Nella
sala delle Margonerie del Castello del Buonconsiglio, la sera del 10
gennaio 2008, Franco Marzatico, direttore del Museo del Buonconsiglio,
presentava il volume ORI, GIOIELLI & AMULETI - IN TRENTINO DAL XVI
AL XX SECOLO, di Umberto Raffaelli, rimarcandone l’importanza sia
come opera venuta a colmare un vuoto sia come esito di un’indagine in
un campo particolare dell’artigianato e del costume, rivolto
principalmente all’abbigliamento degli appartenenti alla comunità
trentina. Trattasi di un’opera che, attraverso l’analisi del
cambiamento dei gusti per i gioielli, per via delle mode e delle
condizioni economiche che mutano nel tempo, spazia anche
nell’archeologia sociale.
Umberto Raffaelli,
scrittore e collaboratore di riviste specializzate in arte e cultura,
già direttore, facente funzioni, del Museo Etnografico della Gente
Trentina di S. Michele all’Adige, ha alle spalle una vasta
bibliografia di pubblicazioni fatte, con editori locali e nazionali, a
partire dal 1976. I temi trattati abbracciano un campo vasto, ma sono
tutti correlati alla sua passione per il bello e al grande amore per
il Trentino e la sua gente: influsso della luna nella coltivazione
della terra; costumi e vestiario nelle valli trentine nel XIX sec.;
acquavite e grappa nell’uso e nel costume trentino; proverbi del
Trentino; il lavoro perduto; l’emigrazione trentina negli USA,
1870-1940; riti di carnevale in Trentino; ninne nanne, cantilene e
filastrocche del Trentino; l’uomo selvatico nella tradizione popolare
trentina; tradizioni popolari e dialetti in Trentino; arte e
tradizione in Trentino – la cassapanca; i legni antichi delle genti
del Trentino; emigrazione verso la Bosnia e l’Erzegovina; simboli
agropastorali nella decorazione lignea trentina; manierismo poetico
della gente di montagna.
Come funzionario
della Provincia Autonoma di Trento ha organizzato, presso il Castello
del Buonconsiglio, mostre importanti curandone anche i cataloghi, come
quella su “Serrature, chiavi e forzieri dalla preistoria all’età
moderna nelle Alpi orientali” nel 1996 e l’altra su “Rame
d’arte. Dalla preistoria al XX secolo nelle Alpi centro-orientali”

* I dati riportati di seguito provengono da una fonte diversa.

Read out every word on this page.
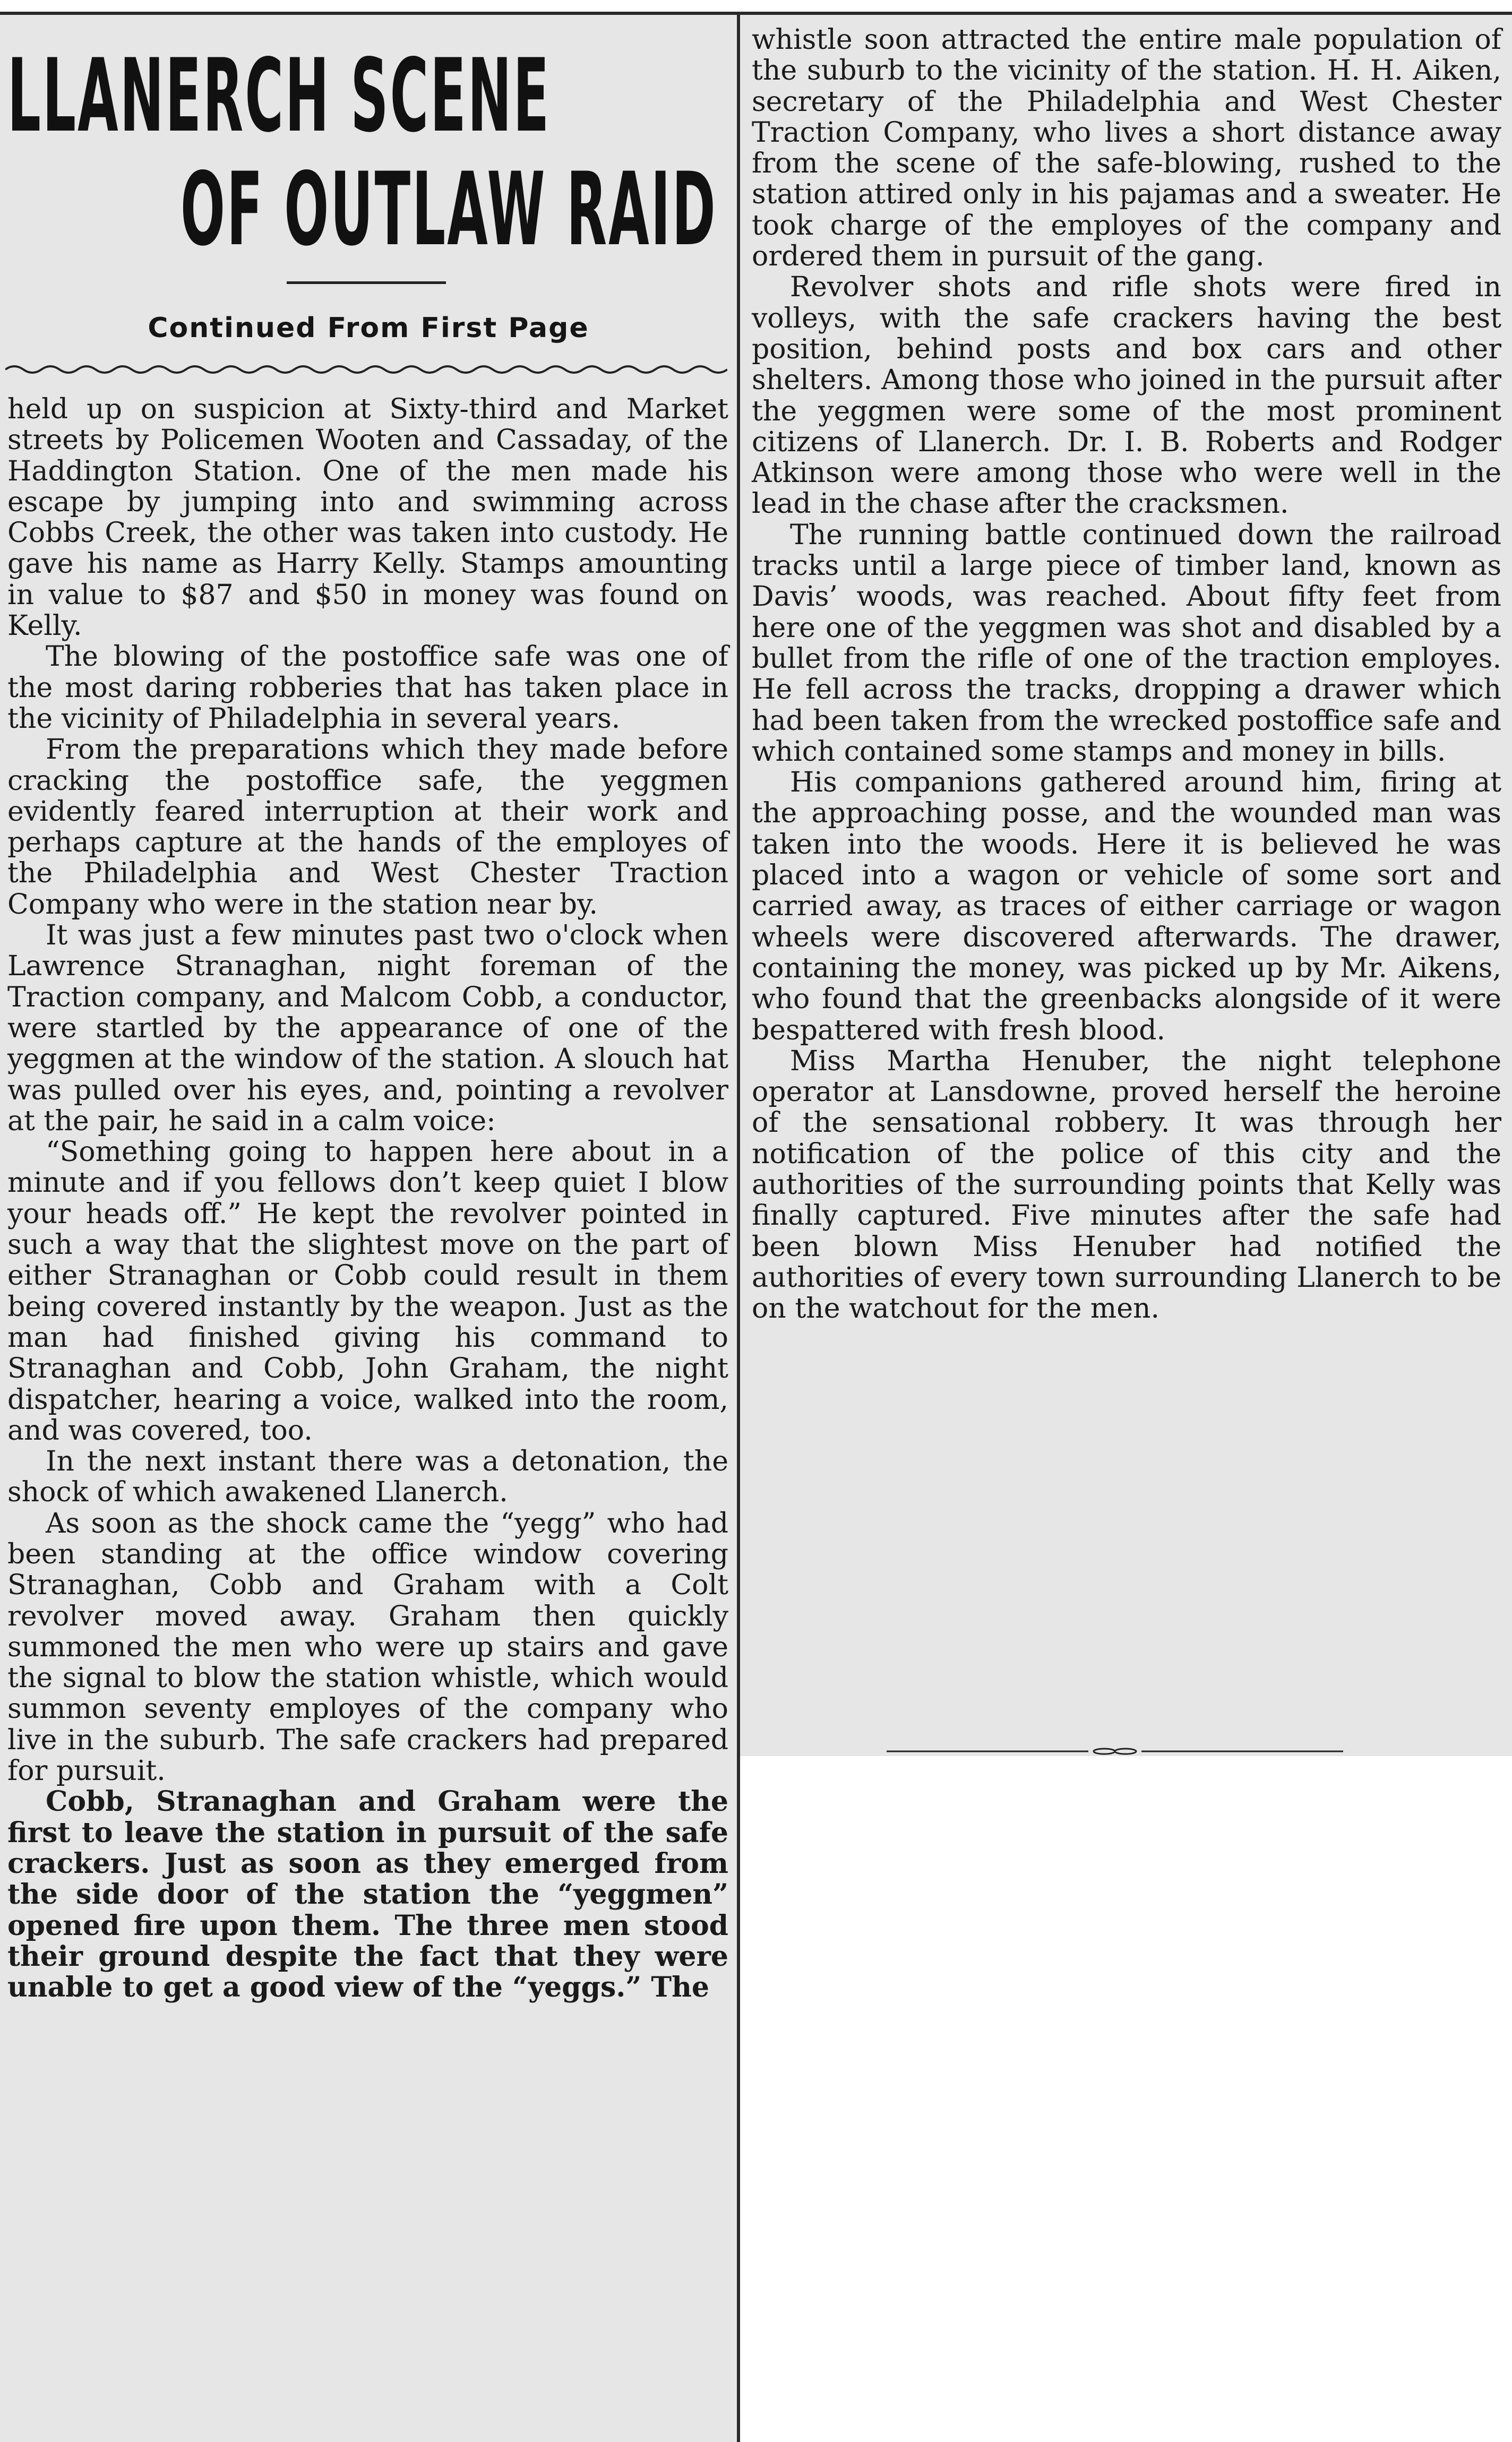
LLANERCH SCENE
OF OUTLAW RAID
Continued From First Page

held up on suspicion at Sixty-third and Market streets by Policemen Wooten and Cassaday, of the Haddington Station. One of the men made his escape by jumping into and swimming across Cobbs Creek, the other was taken into custody. He gave his name as Harry Kelly. Stamps amounting in value to $87 and $50 in money was found on Kelly.

The blowing of the postoffice safe was one of the most daring robberies that has taken place in the vicinity of Philadelphia in several years.

From the preparations which they made before cracking the postoffice safe, the yeggmen evidently feared interruption at their work and perhaps capture at the hands of the employes of the Philadelphia and West Chester Traction Company who were in the station near by.

It was just a few minutes past two o'clock when Lawrence Stranaghan, night foreman of the Traction company, and Malcom Cobb, a conductor, were startled by the appearance of one of the yeggmen at the window of the station. A slouch hat was pulled over his eyes, and, pointing a revolver at the pair, he said in a calm voice:

“Something going to happen here about in a minute and if you fellows don’t keep quiet I blow your heads off.” He kept the revolver pointed in such a way that the slightest move on the part of either Stranaghan or Cobb could result in them being covered instantly by the weapon. Just as the man had finished giving his command to Stranaghan and Cobb, John Graham, the night dispatcher, hearing a voice, walked into the room, and was covered, too.

In the next instant there was a detonation, the shock of which awakened Llanerch.

As soon as the shock came the “yegg” who had been standing at the office window covering Stranaghan, Cobb and Graham with a Colt revolver moved away. Graham then quickly summoned the men who were up stairs and gave the signal to blow the station whistle, which would summon seventy employes of the company who live in the suburb. The safe crackers had prepared for pursuit.

Cobb, Stranaghan and Graham were the first to leave the station in pursuit of the safe crackers. Just as soon as they emerged from the side door of the station the “yeggmen” opened fire upon them. The three men stood their ground despite the fact that they were unable to get a good view of the “yeggs.” The

whistle soon attracted the entire male population of the suburb to the vicinity of the station. H. H. Aiken, secretary of the Philadelphia and West Chester Traction Company, who lives a short distance away from the scene of the safe-blowing, rushed to the station attired only in his pajamas and a sweater. He took charge of the employes of the company and ordered them in pursuit of the gang.

Revolver shots and rifle shots were fired in volleys, with the safe crackers having the best position, behind posts and box cars and other shelters. Among those who joined in the pursuit after the yeggmen were some of the most prominent citizens of Llanerch. Dr. I. B. Roberts and Rodger Atkinson were among those who were well in the lead in the chase after the cracksmen.

The running battle continued down the railroad tracks until a large piece of timber land, known as Davis’ woods, was reached. About fifty feet from here one of the yeggmen was shot and disabled by a bullet from the rifle of one of the traction employes. He fell across the tracks, dropping a drawer which had been taken from the wrecked postoffice safe and which contained some stamps and money in bills.

His companions gathered around him, firing at the approaching posse, and the wounded man was taken into the woods. Here it is believed he was placed into a wagon or vehicle of some sort and carried away, as traces of either carriage or wagon wheels were discovered afterwards. The drawer, containing the money, was picked up by Mr. Aikens, who found that the greenbacks alongside of it were bespattered with fresh blood.

Miss Martha Henuber, the night telephone operator at Lansdowne, proved herself the heroine of the sensational robbery. It was through her notification of the police of this city and the authorities of the surrounding points that Kelly was finally captured. Five minutes after the safe had been blown Miss Henuber had notified the authorities of every town surrounding Llanerch to be on the watchout for the men.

nel 1998. Nel 2001 organizzava al Castello di Stenico la mostra “L’arte
dell’intaglio. Testimonianze della cultura decorativa trentina”.
Ha pubblicato nel 2001 “Arte e tradizione in Trentino. I cassettoni”.
Ha prodotto studi sulla caccia e sui castelli del Trentino.
Il libro sulla
gioielleria e sugli ornamenti trentini riassume un patrimonio di
manufatti, che va dal Rinascimento ai primi decenni del XX secolo e ha
comportato una meticolosa ricerca sul territorio durata anni.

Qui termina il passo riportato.